In a democracy the truth is what the majority says it is. There is no central authority to arbitrate and there’s no written text that cannot be debated. The law itself becomes a source of dispute and contention in order to bring the dispute to the people for a vote between opposing opinions. Similarly, the market place is about winning market share by convincing customers you have the best product. There’s no right product or service, just arguments and competition between them to win the crowd.
This is a good time to mention something the Persian King Cyrus the Great observed about the Greeks. Herodotus describes Cyrus’s meeting with the Spartan envoy Lacrines, who warns the Persian king against destroying a Greek city. Cyrus’s replied that he feared no people who cheated one another on the Agora. In other words, at the heart of the market place is a lie. The seller tries to deceive the buyer and the buyer tries to deceive the seller. The same can be said for debate in a democracy.
This suggests sophistry is a naturally occurring product of democracy. Sophistry is to a democracy what marketing is to the free market. When there is a product to be sold, a pitch man arrives to sell it. As soon as there is the first vote, a debater arrives to plead the case, on behalf of the highest bidder. If cheating is the true currency of the market, sophistry and deception are the currency of every democracy. There is no truth in the market place and there is no truth in public debate. There is only equilibria.
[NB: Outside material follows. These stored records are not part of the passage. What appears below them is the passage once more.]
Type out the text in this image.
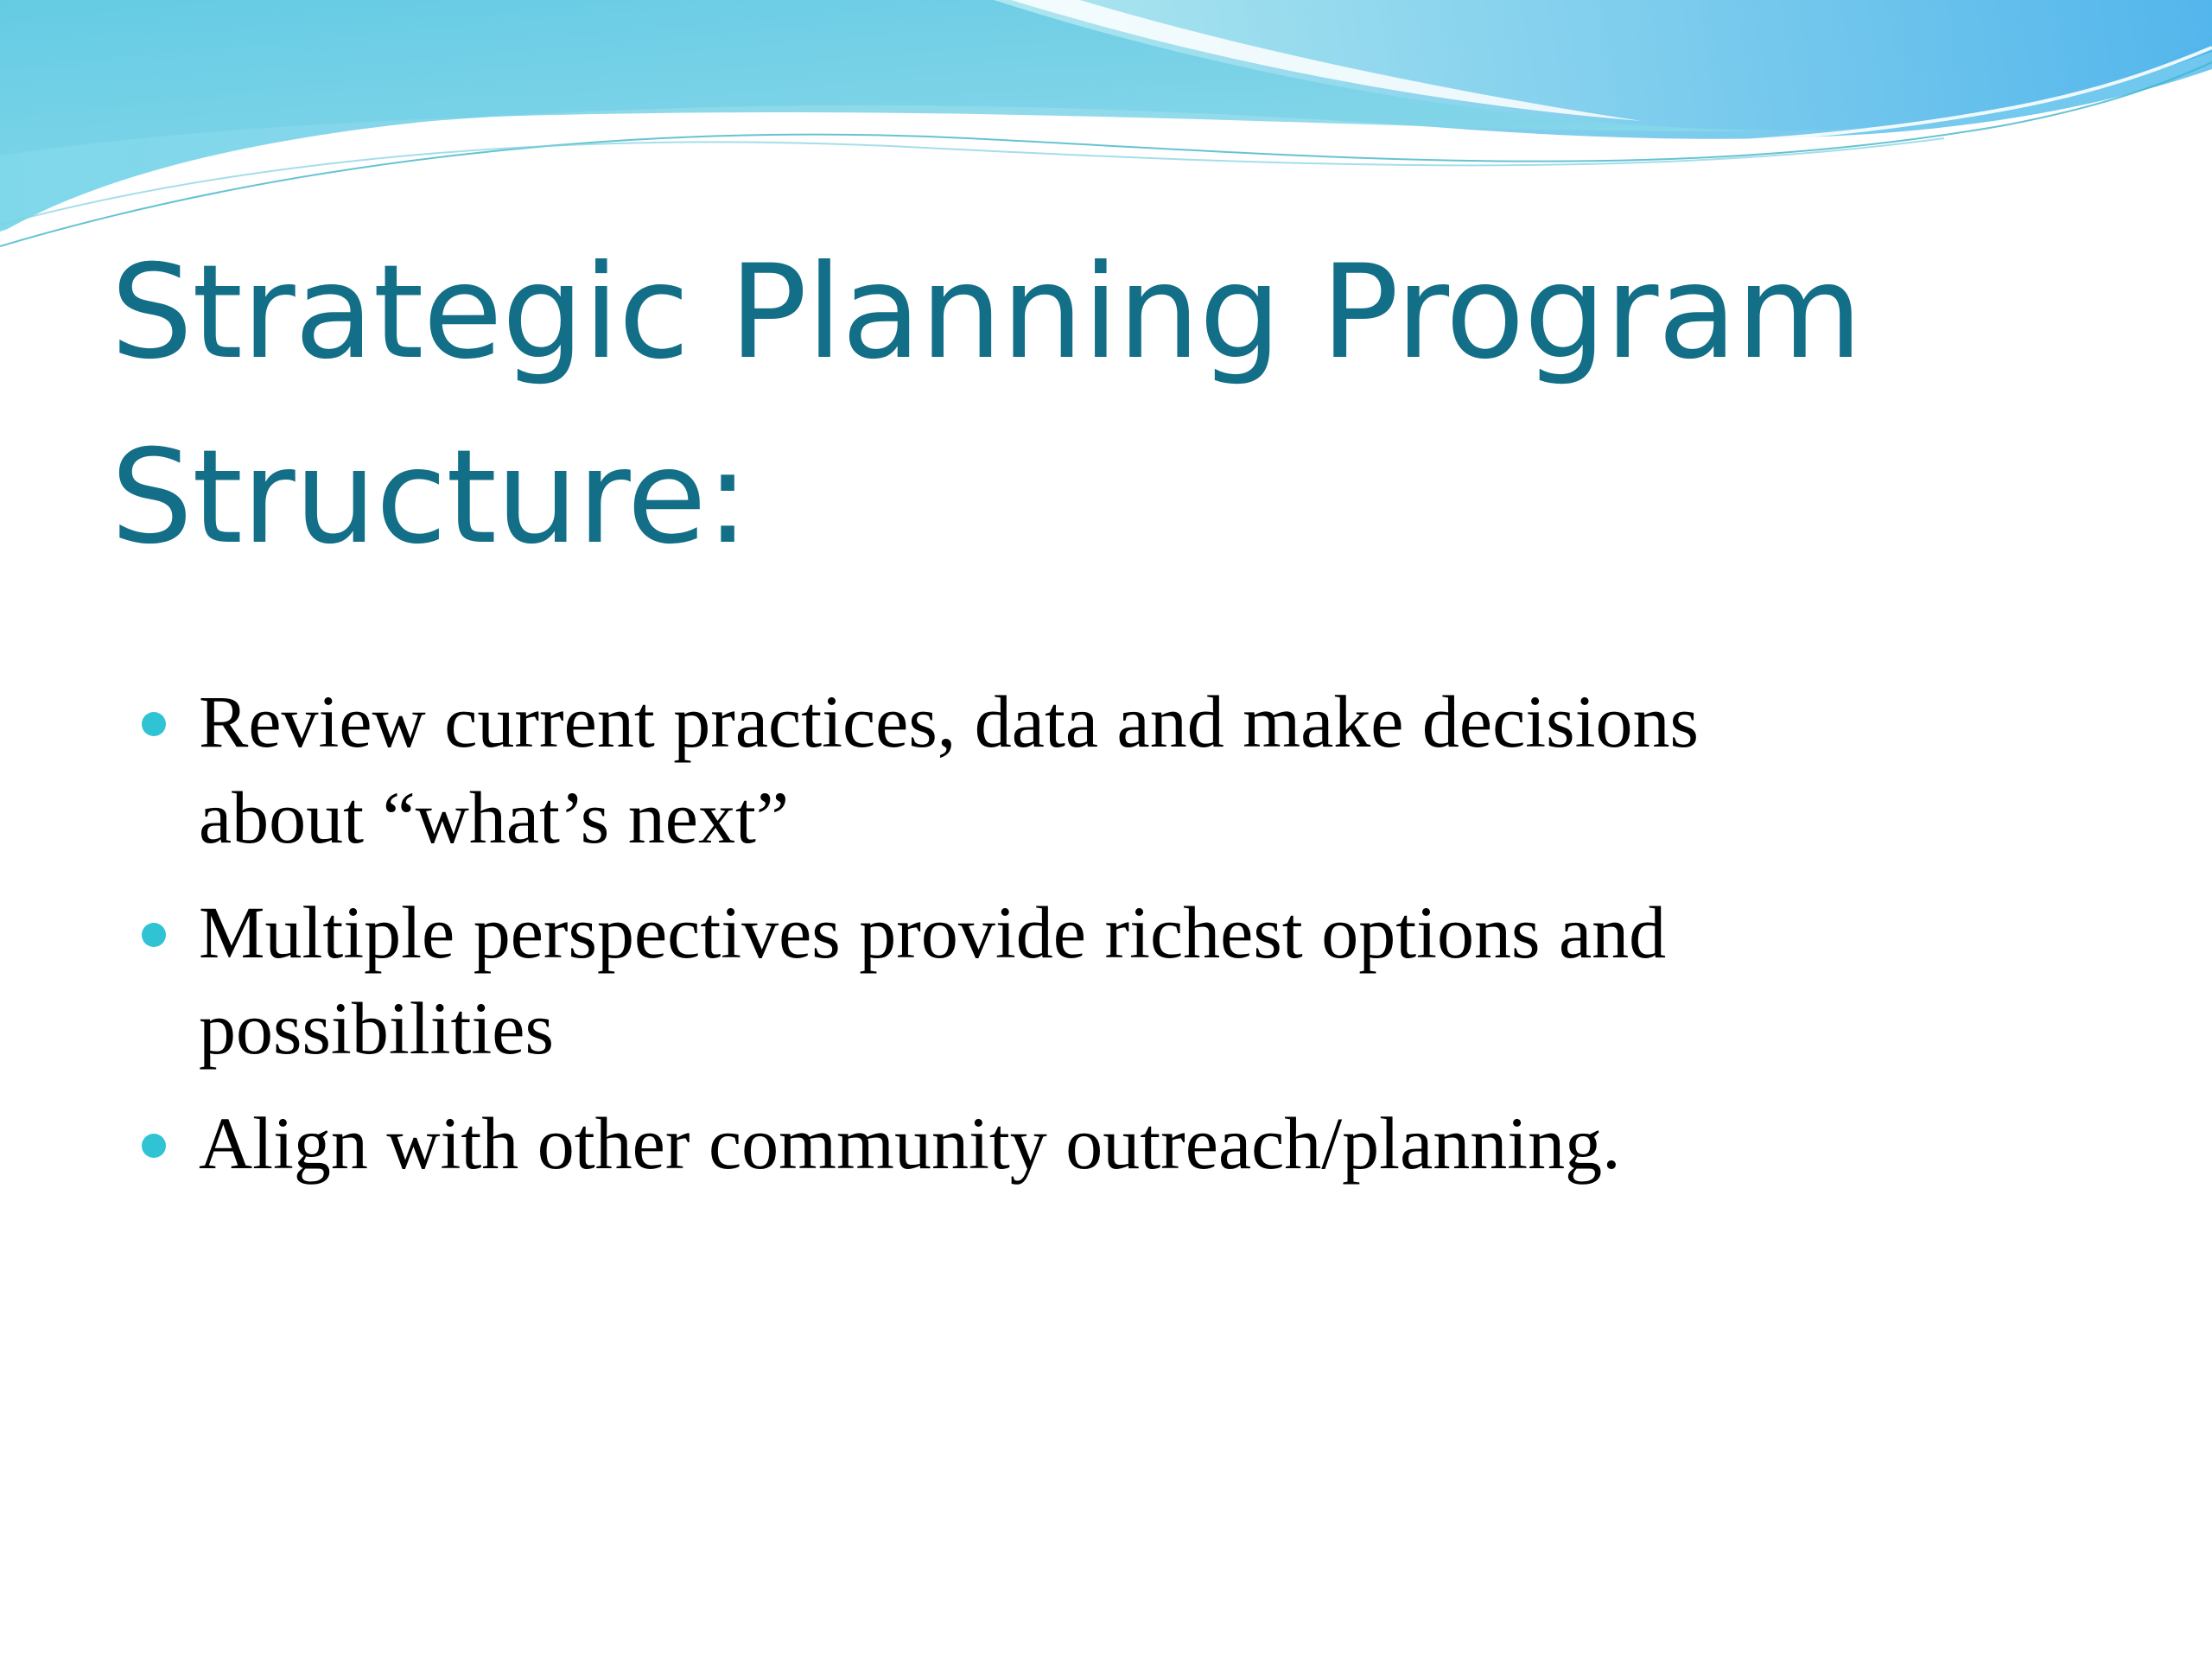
Strategic Planning Program
Structure:
Review current practices, data and make decisions
about “what’s next”
Multiple perspectives provide richest options and
possibilities
Align with other community outreach/planning.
Finally, one unmistakable feature of itinerant YouTube philosophers is they have very thin skins, taking all criticism as an offense to their honor. A big part of the YouTube philosopher world is these guys doing videos attacking one another and responding to these attacks. Part of it is attention seeking. Most likely, the ancients relied on the same tactic to get noticed. People like drama and the best sort of drama is when two people get into a heated dispute in public. Again, it is safe to assume this was true in Athens.
Another part of it though is the fact that status within the sophist community is determined by how one’s persuasion game is judged. If other sophists are picking you apart, you have to defend yourself, as they are literally trying to harm you. Criticizing the argument is the same as criticizing the man. When rhetoric is the coin of the realm, someone appearing to diminish your rhetoric game is stealing money from your pocket. It’s why a Molyneux feels the need to respond to a two year old video ripping his book.
Spengler observed that there is a cosmopolitan condition both at the beginning and at the end of every Culture. The one at the beginning is the flowering of that culture that comes from the work of those who built it. The one at the end is more like a funeral march for the death of those who made the culture possible. The sophist flourished in the golden age of Greece. It was the full becoming of Greek culture. Perhaps we are experiencing something similar. Our explosion of sophistry is our denouement as well.